Wenn uns im Hangar schon längst klar war, dass Selenskyj hierher unterwegs war, dürfte es der russische Geheimdienst wohl auch durchschaut haben.

Die Kulisse muss stimmen. Foto: Walter Turnowsky

Dann der Bescheid der Pressemitarbeiterin des Staatsministeriums: Da der Zeitplan sich verschoben hat, muss die Pressekonferenz mit Selenskyj und Frederiksen kurz ausfallen. Den beiden dänischen Fernsehsendern und den beiden ukrainischen werden je zwei Fragen bewilligt. Alle anderen Journalistinnen und Journalisten sind Kulisse.

Die Inszenierung

Als Vertreter des wohl kleinsten hier anwesendem Mediums hatte ich nicht unbedingt damit gerechnet, eine Frage unterbringen zu können – andere schon. Es ist eben recht viel Inszenierung bei einem solchen Ereignis dabei.

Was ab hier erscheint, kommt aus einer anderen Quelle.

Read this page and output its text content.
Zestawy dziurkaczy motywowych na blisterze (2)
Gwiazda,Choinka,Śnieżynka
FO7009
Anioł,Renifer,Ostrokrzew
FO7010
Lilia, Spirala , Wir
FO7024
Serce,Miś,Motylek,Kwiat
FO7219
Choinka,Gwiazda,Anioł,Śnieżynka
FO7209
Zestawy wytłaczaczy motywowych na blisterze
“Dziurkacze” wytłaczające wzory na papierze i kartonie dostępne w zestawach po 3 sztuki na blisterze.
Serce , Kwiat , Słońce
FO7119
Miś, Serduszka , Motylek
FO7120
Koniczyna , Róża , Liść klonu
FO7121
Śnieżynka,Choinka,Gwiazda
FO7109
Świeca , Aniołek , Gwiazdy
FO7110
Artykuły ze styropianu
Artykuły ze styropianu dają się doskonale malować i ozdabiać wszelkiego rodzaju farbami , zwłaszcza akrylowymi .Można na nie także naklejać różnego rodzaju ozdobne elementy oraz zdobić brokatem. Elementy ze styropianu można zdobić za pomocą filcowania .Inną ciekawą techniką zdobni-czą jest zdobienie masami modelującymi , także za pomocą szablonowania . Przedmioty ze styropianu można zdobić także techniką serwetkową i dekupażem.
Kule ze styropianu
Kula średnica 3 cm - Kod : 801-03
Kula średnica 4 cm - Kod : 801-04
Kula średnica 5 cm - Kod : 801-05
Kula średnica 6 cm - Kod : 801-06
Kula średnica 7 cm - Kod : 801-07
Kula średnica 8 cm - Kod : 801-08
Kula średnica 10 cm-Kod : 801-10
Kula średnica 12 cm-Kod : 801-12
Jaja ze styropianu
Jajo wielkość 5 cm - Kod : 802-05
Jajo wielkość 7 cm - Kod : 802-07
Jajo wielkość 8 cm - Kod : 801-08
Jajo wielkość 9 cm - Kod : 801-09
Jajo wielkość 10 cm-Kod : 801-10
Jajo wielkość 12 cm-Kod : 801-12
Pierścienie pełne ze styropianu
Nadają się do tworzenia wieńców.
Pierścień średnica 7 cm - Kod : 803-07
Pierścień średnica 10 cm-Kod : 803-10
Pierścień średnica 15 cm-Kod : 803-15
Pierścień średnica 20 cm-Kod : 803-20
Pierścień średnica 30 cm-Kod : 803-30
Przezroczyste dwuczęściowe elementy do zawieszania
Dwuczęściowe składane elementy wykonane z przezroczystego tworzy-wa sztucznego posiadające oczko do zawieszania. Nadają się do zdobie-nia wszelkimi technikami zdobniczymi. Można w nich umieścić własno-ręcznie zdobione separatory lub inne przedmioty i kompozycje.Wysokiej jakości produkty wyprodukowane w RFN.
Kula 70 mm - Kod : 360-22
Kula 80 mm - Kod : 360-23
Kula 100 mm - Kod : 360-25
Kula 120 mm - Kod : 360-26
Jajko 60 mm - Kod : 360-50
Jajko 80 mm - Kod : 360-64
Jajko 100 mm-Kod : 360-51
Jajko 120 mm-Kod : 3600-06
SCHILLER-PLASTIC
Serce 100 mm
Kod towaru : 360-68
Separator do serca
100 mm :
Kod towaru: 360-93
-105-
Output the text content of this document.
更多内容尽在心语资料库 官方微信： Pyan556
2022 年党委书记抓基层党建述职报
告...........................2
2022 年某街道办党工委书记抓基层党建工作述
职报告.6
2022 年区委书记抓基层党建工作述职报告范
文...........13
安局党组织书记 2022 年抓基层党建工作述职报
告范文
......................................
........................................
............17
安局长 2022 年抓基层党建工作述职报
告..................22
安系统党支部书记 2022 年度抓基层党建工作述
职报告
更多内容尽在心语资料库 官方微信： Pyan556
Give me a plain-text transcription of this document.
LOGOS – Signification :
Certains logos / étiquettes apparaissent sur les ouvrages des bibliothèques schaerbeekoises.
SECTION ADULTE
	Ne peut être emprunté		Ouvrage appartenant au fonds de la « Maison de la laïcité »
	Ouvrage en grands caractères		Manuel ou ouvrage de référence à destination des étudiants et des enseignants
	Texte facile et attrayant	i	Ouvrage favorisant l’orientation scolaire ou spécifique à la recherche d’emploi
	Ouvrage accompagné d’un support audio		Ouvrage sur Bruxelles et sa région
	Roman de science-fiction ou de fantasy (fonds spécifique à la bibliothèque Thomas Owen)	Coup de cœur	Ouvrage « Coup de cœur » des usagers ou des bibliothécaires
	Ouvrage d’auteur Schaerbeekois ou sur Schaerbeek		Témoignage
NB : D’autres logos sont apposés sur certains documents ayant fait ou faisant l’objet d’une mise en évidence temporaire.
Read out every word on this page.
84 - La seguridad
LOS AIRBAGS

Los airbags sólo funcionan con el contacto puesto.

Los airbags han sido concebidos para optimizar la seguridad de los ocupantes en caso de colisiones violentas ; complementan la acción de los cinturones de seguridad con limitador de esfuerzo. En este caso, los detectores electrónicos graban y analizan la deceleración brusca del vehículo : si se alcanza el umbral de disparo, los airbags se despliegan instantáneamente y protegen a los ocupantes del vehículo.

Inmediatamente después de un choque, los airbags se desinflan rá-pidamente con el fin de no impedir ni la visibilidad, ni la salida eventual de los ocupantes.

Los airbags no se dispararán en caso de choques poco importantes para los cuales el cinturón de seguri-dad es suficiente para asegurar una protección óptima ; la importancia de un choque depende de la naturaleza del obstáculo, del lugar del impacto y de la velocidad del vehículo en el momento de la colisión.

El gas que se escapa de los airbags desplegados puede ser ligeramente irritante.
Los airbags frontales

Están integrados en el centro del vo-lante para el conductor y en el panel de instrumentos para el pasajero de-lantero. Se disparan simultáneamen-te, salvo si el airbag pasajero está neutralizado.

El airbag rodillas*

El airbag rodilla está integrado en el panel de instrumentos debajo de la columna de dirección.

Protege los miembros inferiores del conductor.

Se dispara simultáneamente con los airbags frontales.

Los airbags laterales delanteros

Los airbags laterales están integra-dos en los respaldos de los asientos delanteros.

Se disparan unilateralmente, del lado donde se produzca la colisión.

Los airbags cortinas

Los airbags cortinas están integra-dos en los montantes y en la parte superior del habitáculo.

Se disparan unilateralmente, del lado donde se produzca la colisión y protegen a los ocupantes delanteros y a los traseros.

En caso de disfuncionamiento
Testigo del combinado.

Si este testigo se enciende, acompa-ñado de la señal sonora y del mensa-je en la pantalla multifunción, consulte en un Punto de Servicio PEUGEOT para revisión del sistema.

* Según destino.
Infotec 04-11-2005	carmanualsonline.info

Es ist keine Frage, dass die F-16 für die Ukraine eine wichtige Waffe ist, um wieder Herrschaft über den eigenen Luftraum zu erlangen. Doch ein Krieg wird nicht nur auf dem Schlachtfeld ausgefochten, sondern auch in der öffentlichen Wahrnehmung.

Nach acht Stunden im Hangar fand die Pressekonferenz statt. Foto: Walter Turnowsky

In Skrydstrup und dem darauffolgenden Besuch in Kopenhagen ist Selenskyj ein wichtiger Sieg im Informationskrieg gelungen. Das Foto von ihm und Frederiksen im Cockpit der F-16 schickt eine deutliche Botschaft an die eigene Bevölkerung, die dänische und westliche Öffentlichkeit, an Putin sowie an die Nationen, die noch zögern, Kampfflugzeuge an die Ukraine zu liefern.

Rückkehr der Fahrradständer

Nachdem die Pressekonferenz gut überstanden ist, entspannt sich die Stimmung im Hangar. Die vorher so strenge Pressemitarbeiterin des Fliegerhorstes unterhält sich nun locker mit den Medienvertreterinnen und -Vertretern. Vor der Rückfahrt werden noch einige der Brötchen, die noch übrig geblieben waren, verzehrt.

Ungefähr um 19 Uhr setzt uns der Bus wieder beim Eingang ab. Auch am Montag konnte ich das Fahrrad nicht am gewohnten Platz abstellen: Selenskyj sollte vor dem Haupteingang von Christiansborg seine Rede ans dänische Volk halten. 

Am Dienstag kehren der Alltag und vermutlich auch die Fahrradständer wieder zurück.